Graça ficou parada por alguns segundos, pensativa...
- Sabe que eu não tinha pensado nisso? Acho que aí está a solução... vou me tornar uma vaqueira...
- Mas não tem nenhuma mulher trabalhando de vaqueira aqui...
- E daí? A Madalena, do "Três Corações", é uma boiadeira famosa por todas essas bandas...
- Tá, mas você ao menos sabe montar a cavalo?
- Eu me viro...
- Sabe usar um laço?
- Ué, é só ver o laço do meu cabelo... já viu algum mais bonito?...
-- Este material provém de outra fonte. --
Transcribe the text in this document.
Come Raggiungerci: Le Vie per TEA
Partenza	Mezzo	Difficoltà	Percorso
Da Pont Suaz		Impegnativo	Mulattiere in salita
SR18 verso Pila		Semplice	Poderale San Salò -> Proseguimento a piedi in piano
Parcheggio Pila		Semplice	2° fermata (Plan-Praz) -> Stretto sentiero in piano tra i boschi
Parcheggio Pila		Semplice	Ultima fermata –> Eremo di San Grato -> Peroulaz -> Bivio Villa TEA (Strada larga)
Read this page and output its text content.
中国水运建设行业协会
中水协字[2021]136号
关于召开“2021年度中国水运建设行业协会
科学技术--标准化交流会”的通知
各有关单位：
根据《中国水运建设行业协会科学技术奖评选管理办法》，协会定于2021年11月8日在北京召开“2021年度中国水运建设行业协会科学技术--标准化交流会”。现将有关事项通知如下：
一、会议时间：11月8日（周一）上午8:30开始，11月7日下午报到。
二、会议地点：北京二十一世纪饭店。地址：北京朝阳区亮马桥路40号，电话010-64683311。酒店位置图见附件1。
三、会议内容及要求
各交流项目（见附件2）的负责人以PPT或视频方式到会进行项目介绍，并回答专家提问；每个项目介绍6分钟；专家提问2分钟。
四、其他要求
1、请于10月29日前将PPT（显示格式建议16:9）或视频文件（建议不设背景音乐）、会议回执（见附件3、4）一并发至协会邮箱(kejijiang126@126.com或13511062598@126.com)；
- Graça, não estou brincando... prá trabalhar com o gado, você tem que montar bem, saber manejar o laço, a boleadeira, se souber atirar já ajuda bastante...
- Olha, eu sei de tudo isso... mas para você saber fazer alguma coisa, alguém tem que te ensinar, não é mesmo?
- Sim mas quem vai te ensinar tudo isso?
- O Juca, ora essa...
- Menina, você está enrolando o rapaz...
- Eu?...
- E quem mais? O rapaz está crente que você vai aceitar o pedido dele...
- Eu não prometi nada...
- Mas fica dando corda prá ele...
- Eu, não...
- Ah, é? Sorrisinho pelos cantos, olharzinho trocado...
- Ué, ele é meu amigo...
- Mas ele quer um pouco mais que amizade...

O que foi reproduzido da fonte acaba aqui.